Our “Grass Roots Pageant Tradition” has grown over the years to now include teenagers, pets, instrument solos, printed programs, and lighting design. It’s loud, wild, interpretive, and still just about 8 minutes long. We have a faithful audience of grandparents, neighbors, and church friends. We always follow the show with a Christmas cookie reception (free snacks!)In a year of canceled events, this could be your chance to do a DIY Christmas Pageant. Here are a few basic steps.

Find Your People

First, choose who will be in your pageant. This year you may be limited to your family and one other, or maybe some cousins. Choose who will be the Magi, the angels, Mary, and Joseph. We always let the kids decide their part. Even if that meant some parts weren’t featured. One of my daughters has been The Star for three years. She wraps herself in battery-operated Christmas lights and owns it.

You also only need one Shepherd, or you can have a group. Same with the angels. Stuffed animals make fine barn animals, but so do children who enjoy wearing old Halloween costumes. The narrator can be any adult or a child who likes to read aloud. We’ve amended our script to add Elizabeth, Mary’s cousin, an innkeeper, and Herod, during years when kids wanted to play different characters.

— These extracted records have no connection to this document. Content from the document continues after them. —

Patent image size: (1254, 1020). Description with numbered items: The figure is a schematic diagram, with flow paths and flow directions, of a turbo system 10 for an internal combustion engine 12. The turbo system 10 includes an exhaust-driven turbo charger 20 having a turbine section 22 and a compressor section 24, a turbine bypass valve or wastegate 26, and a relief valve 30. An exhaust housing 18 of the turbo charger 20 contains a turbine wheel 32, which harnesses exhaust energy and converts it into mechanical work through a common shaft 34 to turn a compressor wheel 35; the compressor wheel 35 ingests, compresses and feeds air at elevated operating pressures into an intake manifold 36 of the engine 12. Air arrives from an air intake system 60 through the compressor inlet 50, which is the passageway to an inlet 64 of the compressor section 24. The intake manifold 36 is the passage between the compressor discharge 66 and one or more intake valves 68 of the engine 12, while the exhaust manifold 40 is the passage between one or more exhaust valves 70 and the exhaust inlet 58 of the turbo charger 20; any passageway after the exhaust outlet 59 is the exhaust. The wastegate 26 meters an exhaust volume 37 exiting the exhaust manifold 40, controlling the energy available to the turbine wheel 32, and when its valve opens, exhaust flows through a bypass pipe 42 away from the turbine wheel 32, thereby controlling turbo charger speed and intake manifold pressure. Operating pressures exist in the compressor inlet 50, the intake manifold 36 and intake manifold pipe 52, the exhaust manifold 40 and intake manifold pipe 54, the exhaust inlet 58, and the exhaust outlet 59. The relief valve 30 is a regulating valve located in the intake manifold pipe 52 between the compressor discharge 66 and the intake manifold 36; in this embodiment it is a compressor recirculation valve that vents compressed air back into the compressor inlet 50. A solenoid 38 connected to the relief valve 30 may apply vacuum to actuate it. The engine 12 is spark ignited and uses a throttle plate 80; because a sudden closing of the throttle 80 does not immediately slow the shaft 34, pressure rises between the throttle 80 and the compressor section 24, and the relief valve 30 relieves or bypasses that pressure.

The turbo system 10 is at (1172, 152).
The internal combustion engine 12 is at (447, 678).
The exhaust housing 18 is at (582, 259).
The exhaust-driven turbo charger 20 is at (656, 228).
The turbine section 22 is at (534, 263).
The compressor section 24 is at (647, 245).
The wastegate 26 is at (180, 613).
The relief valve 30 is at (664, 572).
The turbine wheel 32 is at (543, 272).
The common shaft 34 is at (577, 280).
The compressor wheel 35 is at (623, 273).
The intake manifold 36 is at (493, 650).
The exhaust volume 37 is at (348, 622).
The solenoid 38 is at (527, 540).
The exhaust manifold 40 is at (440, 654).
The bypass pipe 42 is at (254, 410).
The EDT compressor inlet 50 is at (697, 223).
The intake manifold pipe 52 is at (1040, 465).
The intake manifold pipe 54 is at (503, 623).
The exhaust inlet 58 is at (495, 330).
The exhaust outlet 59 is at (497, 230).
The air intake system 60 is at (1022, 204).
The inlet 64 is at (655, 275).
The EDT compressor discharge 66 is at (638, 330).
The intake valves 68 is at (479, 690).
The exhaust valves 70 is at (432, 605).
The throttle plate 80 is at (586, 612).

Choose a Christmas Pageant Script

We adapted our own pageant script years ago, adapting it from the Jesus Storybook Bible. You can easily find Christmas play scripts online, like this script. You want the narrator to do most of the speaking, with a few key lines by Mary and the angels.

After each section, we sing a carol, helping the kids learn the carols and giving the audience a chance to participate. We sing “O Little Town of Bethlehem,” “Hark the Herald Angels Sing,” “Away in a Manger,” “We Three Kings,” and “Go Tell It on the Mountain.” On the final song, we’ve always had a basket of musical instruments to pass out. Everyone goes crazy.

Rehearse and Prepare

Over the years, we have had rehearsals. These were optional, and a chance, really, to gather in the dark afternoons of December and pull together costume ideas and laugh. One rehearsal right before the show can be enough, but be sure you know who brings what in terms of props, scenery, and costumes.

This year, we’re taking our Nativity play into the great outdoors, which will require warmer clothes and more potential for live animals. And there will be no rehearsals because the gathering is at a minimum. Organic at its best.

Perform and Celebrate Your DIY Christmas Pageant

When it comes to performances, emphasize experience over excellence. You want your kids to remember this story in terms of welcome and celebration. They are invited in, just like the shepherds, even if they don’t 100% behave themselves. There’s no substitute for participation when it comes to learning a story. I’m amazed at how I still learn each year, just when I think I know the Nativity story by heart.

A Christmas (Pageant) to Remember

“I’ve got the baby here,” Imogene barked at the wise men. “Don’t touch him! I named him Jesus.”
― Barbara Robinson, The Best Christmas Pageant EverIn the Christmas season, when we are tempted to be overwhelmed by wish lists and consumption, slow down and tell the story together. Let it come to life for you in new ways, as you see your own imperfect humans take on the roles.

A DIY Christmas pageant removes any risk of the First Christmas being sanitized. We come to the manger as we are, not as we wish to be. (And then we take lots of pictures and save them forever.)Merry Christmas Pageant!